Table 5: Table of Storage and Destruction Periods Based on Process
PERIOD | STORAGE PERIOD | DESTRUCTION PERIOD |
Execution of human resources employee processes | 15 years from the date of termination of employment | During the first 6 months of periodic destruction following the end of the storage period. |
Conducting processes regarding employee candidates | 1 year from the date of application | During the first periodic destruction period following the end of the storage period |
Conducting contractual relations | 10 years following termination of the contract | During the first periodic destruction period following the end of the storage period |
Camera Records | 15 days after registration | During the first periodic destruction period following the end of the storage period |
Accounting and Finance Processes | 10 years after registration | During the first periodic destruction period following the end of the storage period |
ex officio deletion, destruction or anonymization of personal data whose storage periods have expired is carried out by the departments listed under the heading “2. RESPONSIBILITY AND DUTY DISTRIBUTION”.

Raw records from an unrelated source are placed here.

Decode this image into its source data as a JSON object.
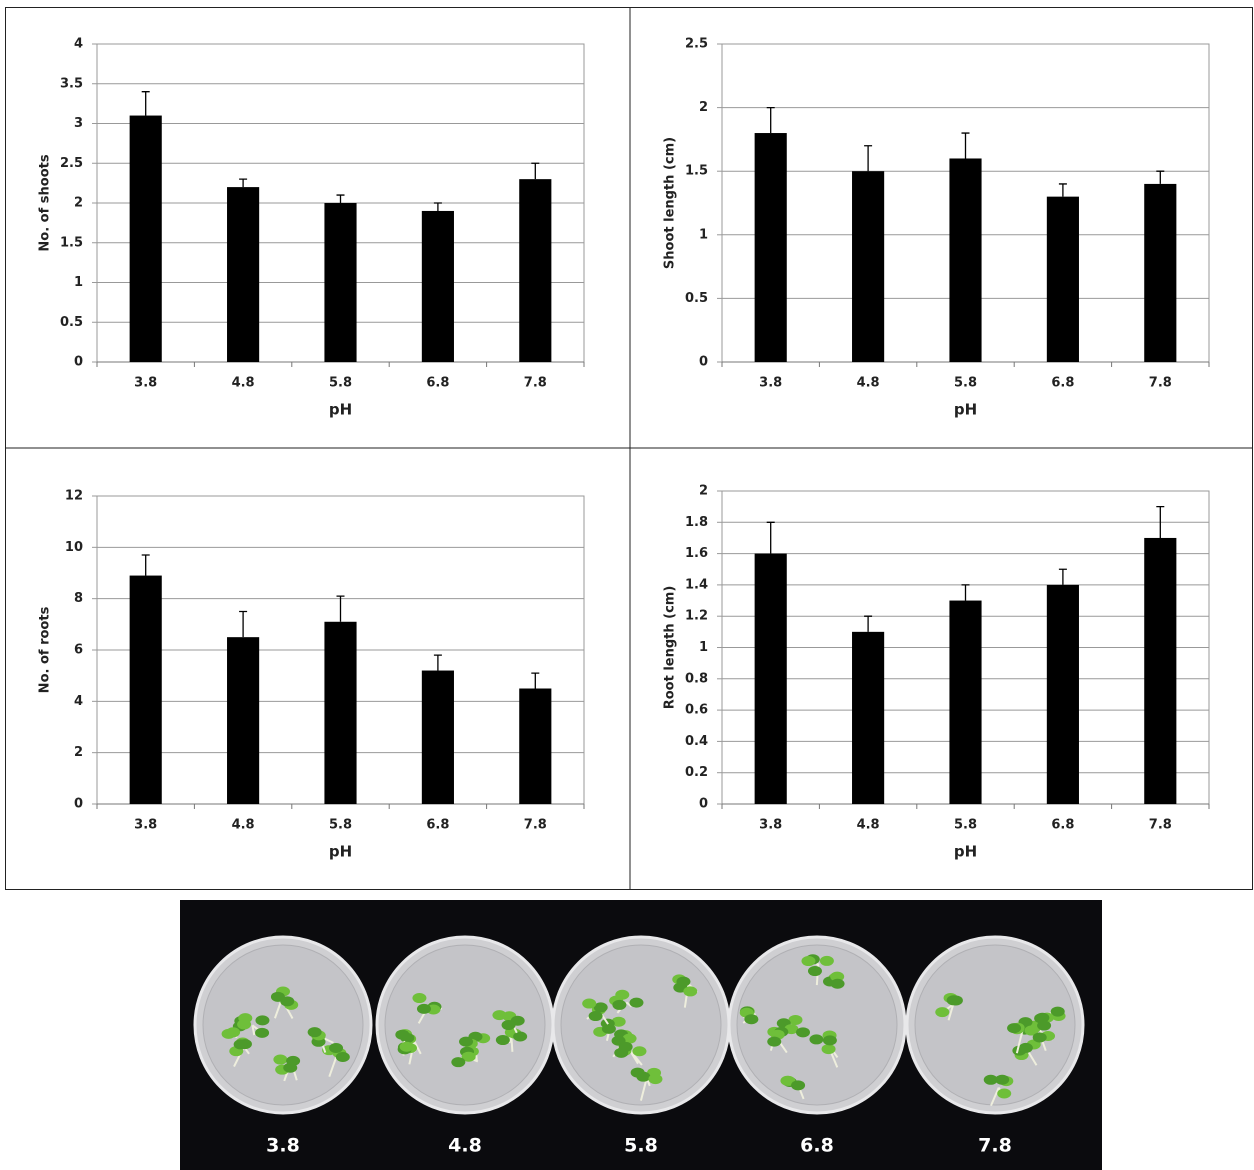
{
  "chart_data": [
    {
      "type": "bar",
      "x_label": "pH",
      "y_label": "No. of shoots",
      "categories": [
        "3.8",
        "4.8",
        "5.8",
        "6.8",
        "7.8"
      ],
      "values": [
        3.1,
        2.2,
        2.0,
        1.9,
        2.3
      ],
      "errors": [
        0.3,
        0.1,
        0.1,
        0.1,
        0.2
      ],
      "color": "#000000",
      "ylim": [
        0,
        4
      ],
      "yticks": [
        0,
        0.5,
        1,
        1.5,
        2,
        2.5,
        3,
        3.5,
        4
      ],
      "grid": true
    },
    {
      "type": "bar",
      "x_label": "pH",
      "y_label": "Shoot length (cm)",
      "categories": [
        "3.8",
        "4.8",
        "5.8",
        "6.8",
        "7.8"
      ],
      "values": [
        1.8,
        1.5,
        1.6,
        1.3,
        1.4
      ],
      "errors": [
        0.2,
        0.2,
        0.2,
        0.1,
        0.1
      ],
      "color": "#000000",
      "ylim": [
        0,
        2.5
      ],
      "yticks": [
        0,
        0.5,
        1,
        1.5,
        2,
        2.5
      ],
      "grid": true
    },
    {
      "type": "bar",
      "x_label": "pH",
      "y_label": "No. of roots",
      "categories": [
        "3.8",
        "4.8",
        "5.8",
        "6.8",
        "7.8"
      ],
      "values": [
        8.9,
        6.5,
        7.1,
        5.2,
        4.5
      ],
      "errors": [
        0.8,
        1.0,
        1.0,
        0.6,
        0.6
      ],
      "color": "#000000",
      "ylim": [
        0,
        12
      ],
      "yticks": [
        0,
        2,
        4,
        6,
        8,
        10,
        12
      ],
      "grid": true
    },
    {
      "type": "bar",
      "x_label": "pH",
      "y_label": "Root length (cm)",
      "categories": [
        "3.8",
        "4.8",
        "5.8",
        "6.8",
        "7.8"
      ],
      "values": [
        1.6,
        1.1,
        1.3,
        1.4,
        1.7
      ],
      "errors": [
        0.2,
        0.1,
        0.1,
        0.1,
        0.2
      ],
      "color": "#000000",
      "ylim": [
        0,
        2
      ],
      "yticks": [
        0,
        0.2,
        0.4,
        0.6,
        0.8,
        1,
        1.2,
        1.4,
        1.6,
        1.8,
        2
      ],
      "grid": true
    }
  ],
  "photo_labels": [
    "3.8",
    "4.8",
    "5.8",
    "6.8",
    "7.8"
  ]
}
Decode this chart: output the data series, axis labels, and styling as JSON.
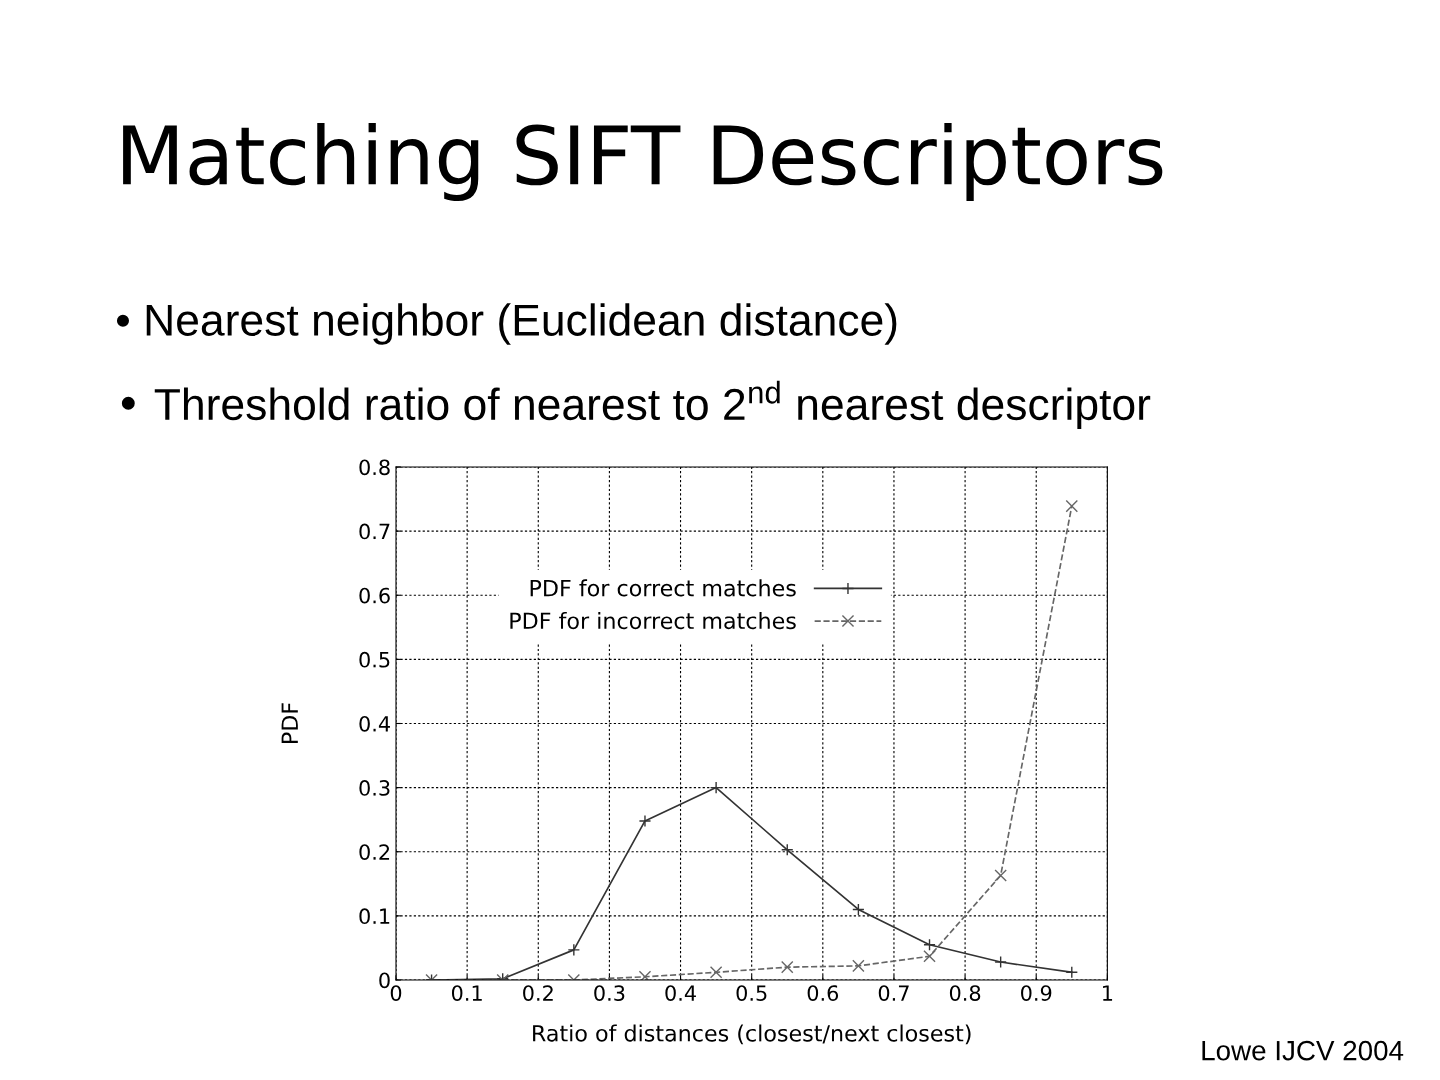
{
  "chart_data": {
    "type": "line",
    "title": "Matching SIFT Descriptors",
    "annotations": [
      "• Nearest neighbor (Euclidean distance)",
      "• Threshold ratio of nearest to 2$^{nd}$ nearest descriptor",
      "Lowe IJCV 2004"
    ],
    "xlabel": "Ratio of distances (closest/next closest)",
    "ylabel": "PDF",
    "x": [
      0.05,
      0.15,
      0.25,
      0.35,
      0.45,
      0.55,
      0.65,
      0.75,
      0.85,
      0.95
    ],
    "series": [
      {
        "name": "PDF for correct matches",
        "color": "#333333",
        "marker": "plus",
        "line_style": "solid",
        "values": [
          0,
          0.002,
          0.047,
          0.248,
          0.3,
          0.203,
          0.11,
          0.055,
          0.028,
          0.012
        ]
      },
      {
        "name": "PDF for incorrect matches",
        "color": "#666666",
        "marker": "cross",
        "line_style": "dashed",
        "values": [
          0,
          0,
          0,
          0.005,
          0.012,
          0.02,
          0.022,
          0.037,
          0.163,
          0.739
        ]
      }
    ],
    "xlim": [
      0,
      1
    ],
    "xticks": [
      0,
      0.1,
      0.2,
      0.3,
      0.4,
      0.5,
      0.6,
      0.7,
      0.8,
      0.9,
      1
    ],
    "ylim": [
      0,
      0.8
    ],
    "yticks": [
      0,
      0.1,
      0.2,
      0.3,
      0.4,
      0.5,
      0.6,
      0.7,
      0.8
    ],
    "grid": true,
    "legend": "top"
  }
}
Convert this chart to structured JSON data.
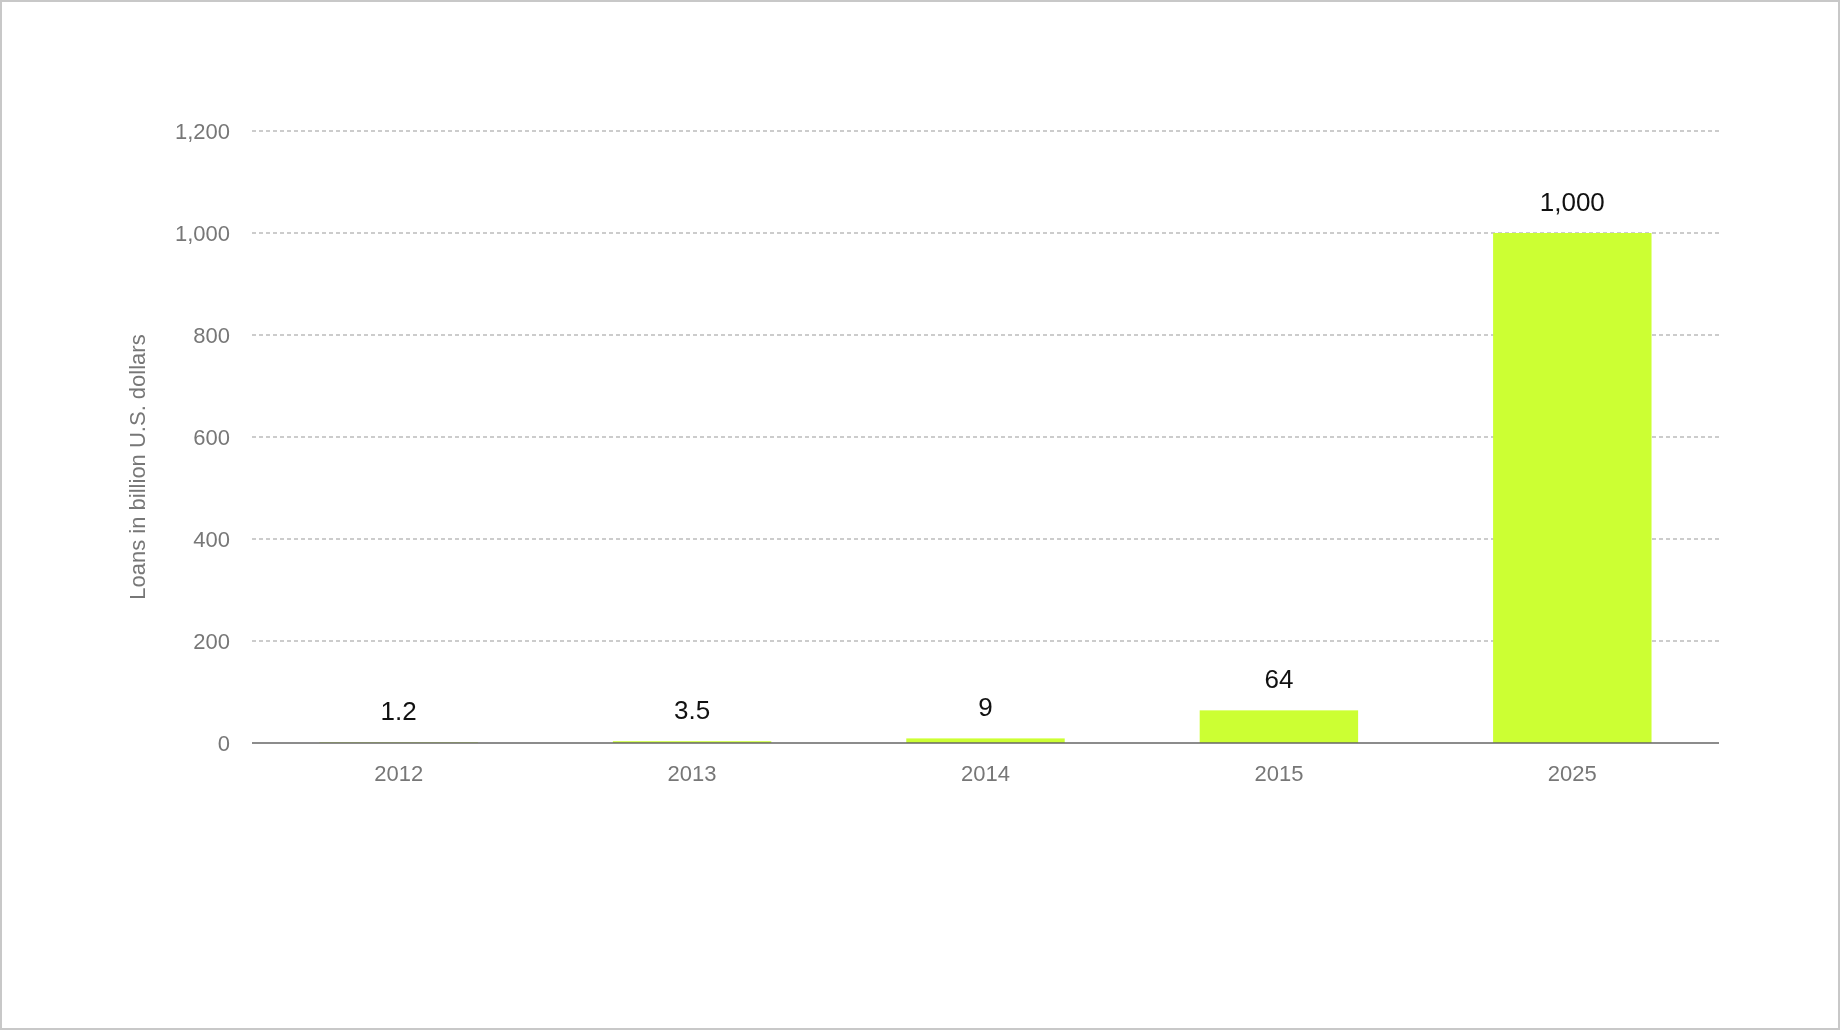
{
  "chart_data": {
    "type": "bar",
    "ylabel": "Loans in billion U.S. dollars",
    "categories": [
      "2012",
      "2013",
      "2014",
      "2015",
      "2025"
    ],
    "values": [
      1.2,
      3.5,
      9,
      64,
      1000
    ],
    "color": "#ccff33",
    "ylim": [
      0,
      1200
    ],
    "yticks": [
      {
        "value": 0,
        "label": "0"
      },
      {
        "value": 200,
        "label": "200"
      },
      {
        "value": 400,
        "label": "400"
      },
      {
        "value": 600,
        "label": "600"
      },
      {
        "value": 800,
        "label": "800"
      },
      {
        "value": 1000,
        "label": "1,000"
      },
      {
        "value": 1200,
        "label": "1,200"
      }
    ],
    "grid": "y",
    "data_labels": true,
    "value_labels": [
      "1.2",
      "3.5",
      "9",
      "64",
      "1,000"
    ]
  }
}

- PERIODIC DESTRUCTION PERIOD
In accordance with Article 11 of the Regulation, the periodic destruction period has been determined by the Company as [6] months. Accordingly, the Company carries out periodic destruction in June and December each year.
- PUBLICATION AND STORAGE OF THE POLICY
The policy is published in two different media: wet-signed (printed paper) and electronically, and is made public on the website. The printed copy is also kept in the Human Resources Department file.
- POLICY UPDATE PERIOD
The policy is updated when needed and when there are changing processes.
- ENFORCEMENT AND REPEAL OF THE POLICY
This Policy is deemed to have come into force after it is published on the Company’s website.
In case of a decision to repeal, the old signed copies of the Policy shall be cancelled (by stamping or writing cancellation) with the company stamp and signature of a company official and kept by the Human Resources Department for at least 5 years.